Elijah Newman, one of the actors in the play, graduated in 2019 from the theater department at UIC. He took classes from both Corley and Marshall and calls the two his “college mom and dad.”

“This will be more artistically fulfilling than any role I could be paid for,” Newman said. Coming out of COVID, where there was little opportunity to perform in person, being back on stage with other actors is something he said he’s “desperate” for. But he added that he believes in the goal Corley and Entler have, to ensure anyone who wants to see the play can do so.

“We want the show to be free so people have access to it,” Newman said. “We want to build relationship and become a family in Forest Park. That prospect is what brings me out here every day to rehearse. I’m excited to see myself in Forest Park for a long time.”

Newman and fellow actor Andrea Muriel are talking with Entler about setting up a theater workshop for kids with the park district and are already developing a lesson plan. He said tentatively the program, which is still in the works, would be open to kids aged 8 to 14 and would have a “sprinkling” of Shakespeare.

Corley said he chose ‘As You Like It’ because it’s one of his favorite Shakespeare plays, which he’s directed before. But the theme, he said, is particularly relevant now.

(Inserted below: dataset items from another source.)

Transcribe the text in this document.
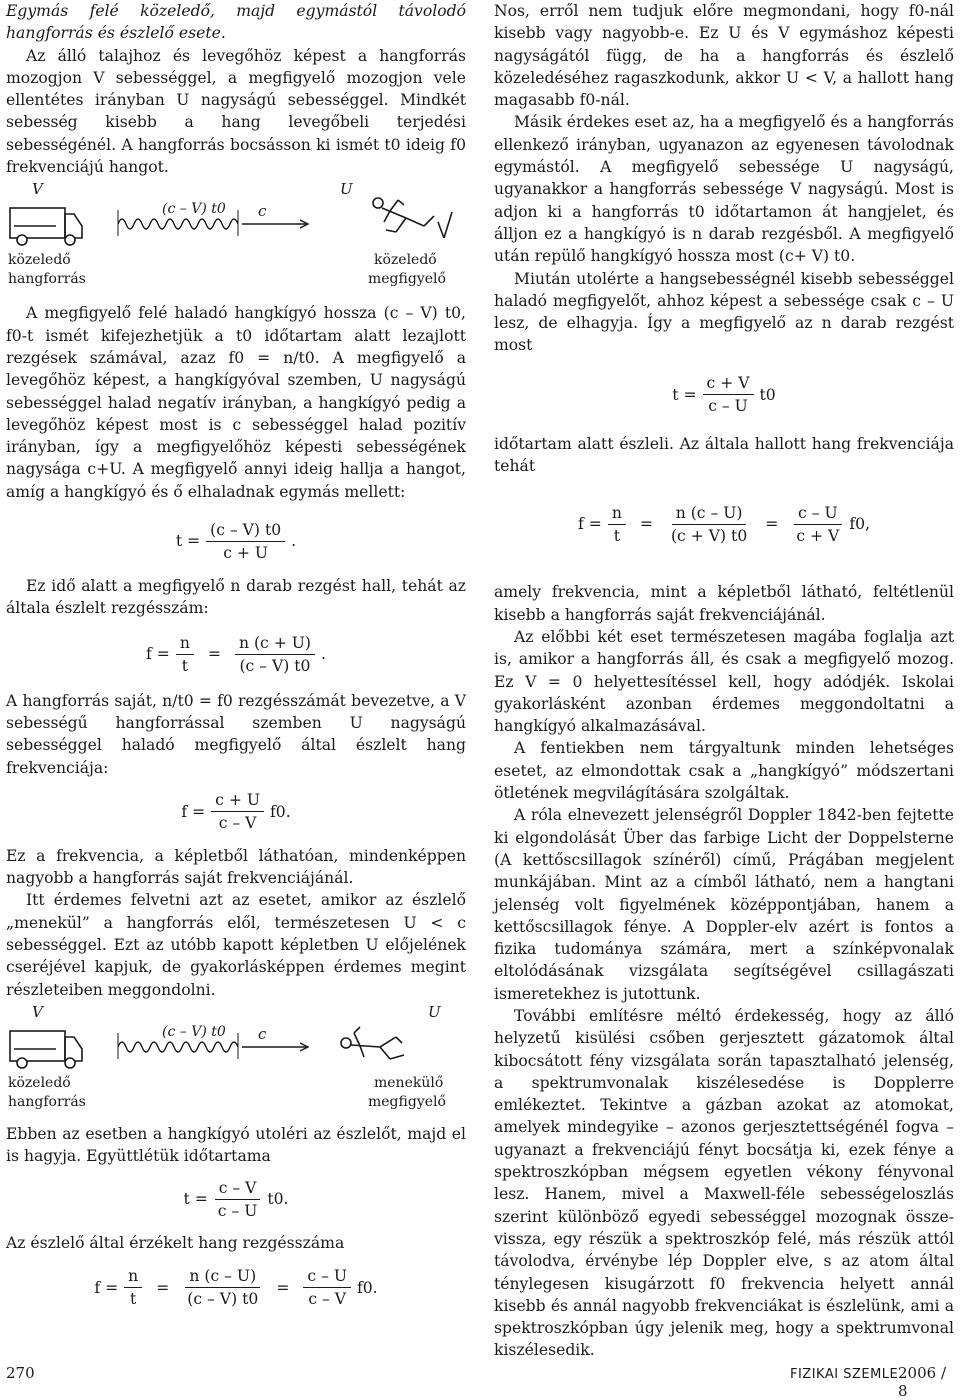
Egymás felé közeledő, majd egymástól távolodó hangforrás és észlelő esete.

Az álló talajhoz és levegőhöz képest a hangforrás mozogjon V sebességgel, a megfigyelő mozogjon vele ellentétes irányban U nagyságú sebességgel. Mindkét sebesség kisebb a hang levegőbeli terjedési sebességénél. A hangforrás bocsásson ki ismét t0 ideig f0 frekvenciájú hangot.

V	U
(c – V) t0 c
közeledő
hangforrás
közeledő
megfigyelő

A megfigyelő felé haladó hangkígyó hossza (c – V) t0, f0-t ismét kifejezhetjük a t0 időtartam alatt lezajlott rezgések számával, azaz f0 = n/t0. A megfigyelő a levegőhöz képest, a hangkígyóval szemben, U nagyságú sebességgel halad negatív irányban, a hangkígyó pedig a levegőhöz képest most is c sebességgel halad pozitív irányban, így a megfigyelőhöz képesti sebességének nagysága c+U. A megfigyelő annyi ideig hallja a hangot, amíg a hangkígyó és ő elhaladnak egymás mellett:

$t = \frac{(c - V) t0}{c + U}$ .

Ez idő alatt a megfigyelő n darab rezgést hall, tehát az általa észlelt rezgésszám:

$f = \frac{n}{t} = \frac{n (c + U)}{(c - V) t0}$ .

A hangforrás saját, n/t0 = f0 rezgésszámát bevezetve, a V sebességű hangforrással szemben U nagyságú sebességgel haladó megfigyelő által észlelt hang frekvenciája:

$f = \frac{c + U}{c - V} f0$.

Ez a frekvencia, a képletből láthatóan, mindenképpen nagyobb a hangforrás saját frekvenciájánál.

Itt érdemes felvetni azt az esetet, amikor az észlelő „menekül” a hangforrás elől, természetesen U < c sebességgel. Ezt az utóbb kapott képletben U előjelének cseréjével kapjuk, de gyakorlásképpen érdemes megint részleteiben meggondolni.

V	U
(c – V) t0 c
közeledő
hangforrás
menekülő
megfigyelő

Ebben az esetben a hangkígyó utoléri az észlelőt, majd el is hagyja. Együttlétük időtartama

$t = \frac{c - V}{c - U} t0$.

Az észlelő által érzékelt hang rezgésszáma

$f = \frac{n}{t} = \frac{n (c - U)}{(c - V) t0} = \frac{c - U}{c - V} f0$.

Nos, erről nem tudjuk előre megmondani, hogy f0-nál kisebb vagy nagyobb-e. Ez U és V egymáshoz képesti nagyságától függ, de ha a hangforrás és észlelő közeledéséhez ragaszkodunk, akkor U < V, a hallott hang magasabb f0-nál.

Másik érdekes eset az, ha a megfigyelő és a hangforrás ellenkező irányban, ugyanazon az egyenesen távolodnak egymástól. A megfigyelő sebessége U nagyságú, ugyanakkor a hangforrás sebessége V nagyságú. Most is adjon ki a hangforrás t0 időtartamon át hangjelet, és álljon ez a hangkígyó is n darab rezgésből. A megfigyelő után repülő hangkígyó hossza most (c+ V) t0.

Miután utolérte a hangsebességnél kisebb sebességgel haladó megfigyelőt, ahhoz képest a sebessége csak c – U lesz, de elhagyja. Így a megfigyelő az n darab rezgést most

$t = \frac{c + V}{c - U} t0$

időtartam alatt észleli. Az általa hallott hang frekvenciája tehát

$f = \frac{n}{t} = \frac{n (c - U)}{(c + V) t0} = \frac{c - U}{c + V} f0$,

amely frekvencia, mint a képletből látható, feltétlenül kisebb a hangforrás saját frekvenciájánál.

Az előbbi két eset természetesen magába foglalja azt is, amikor a hangforrás áll, és csak a megfigyelő mozog. Ez V = 0 helyettesítéssel kell, hogy adódjék. Iskolai gyakorlásként azonban érdemes meggondoltatni a hangkígyó alkalmazásával.

A fentiekben nem tárgyaltunk minden lehetséges esetet, az elmondottak csak a „hangkígyó” módszertani ötletének megvilágítására szolgáltak.

A róla elnevezett jelenségről Doppler 1842-ben fejtette ki elgondolását Über das farbige Licht der Doppelsterne (A kettőscsillagok színéről) című, Prágában megjelent munkájában. Mint az a címből látható, nem a hangtani jelenség volt figyelmének középpontjában, hanem a kettőscsillagok fénye. A Doppler-elv azért is fontos a fizika tudománya számára, mert a színképvonalak eltolódásának vizsgálata segítségével csillagászati ismeretekhez is jutottunk.

További említésre méltó érdekesség, hogy az álló helyzetű kisülési csőben gerjesztett gázatomok által kibocsátott fény vizsgálata során tapasztalható jelenség, a spektrumvonalak kiszélesedése is Dopplerre emlékeztet. Tekintve a gázban azokat az atomokat, amelyek mindegyike – azonos gerjesztettségénél fogva – ugyanazt a frekvenciájú fényt bocsátja ki, ezek fénye a spektroszkópban mégsem egyetlen vékony fényvonal lesz. Hanem, mivel a Maxwell-féle sebességeloszlás szerint különböző egyedi sebességgel mozognak össze-vissza, egy részük a spektroszkóp felé, más részük attól távolodva, érvénybe lép Doppler elve, s az atom által ténylegesen kisugárzott f0 frekvencia helyett annál kisebb és annál nagyobb frekvenciákat is észlelünk, ami a spektroszkópban úgy jelenik meg, hogy a spektrumvonal kiszélesedik.

270	FIZIKAI SZEMLE 2006 / 8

“It’s a comedy that is about our relationship to nature and the way we relate to each other as men and women and how we’re all both men and women in our bodies,” Corley said. “In our time right now of gender questioning and fluidity, it’s a wonderful play to perform.”

He added that it’s a story of redemption, of our struggle with coming to terms with what it means to have a home and to be exiled.

“The play has songs and dancing,” Corley said. “Everything is there. It has everything.”

Sulaiman said, “It’s a really beautiful play about people and the love they have for each other, and the lengths they’ll go to for each other. Shakespeare shows everything about human nature, not just the nice bits.”

Corley said this is only the beginning. He hopes to expand the offerings next year, including several plays, possibly incorporating new work in addition to classics.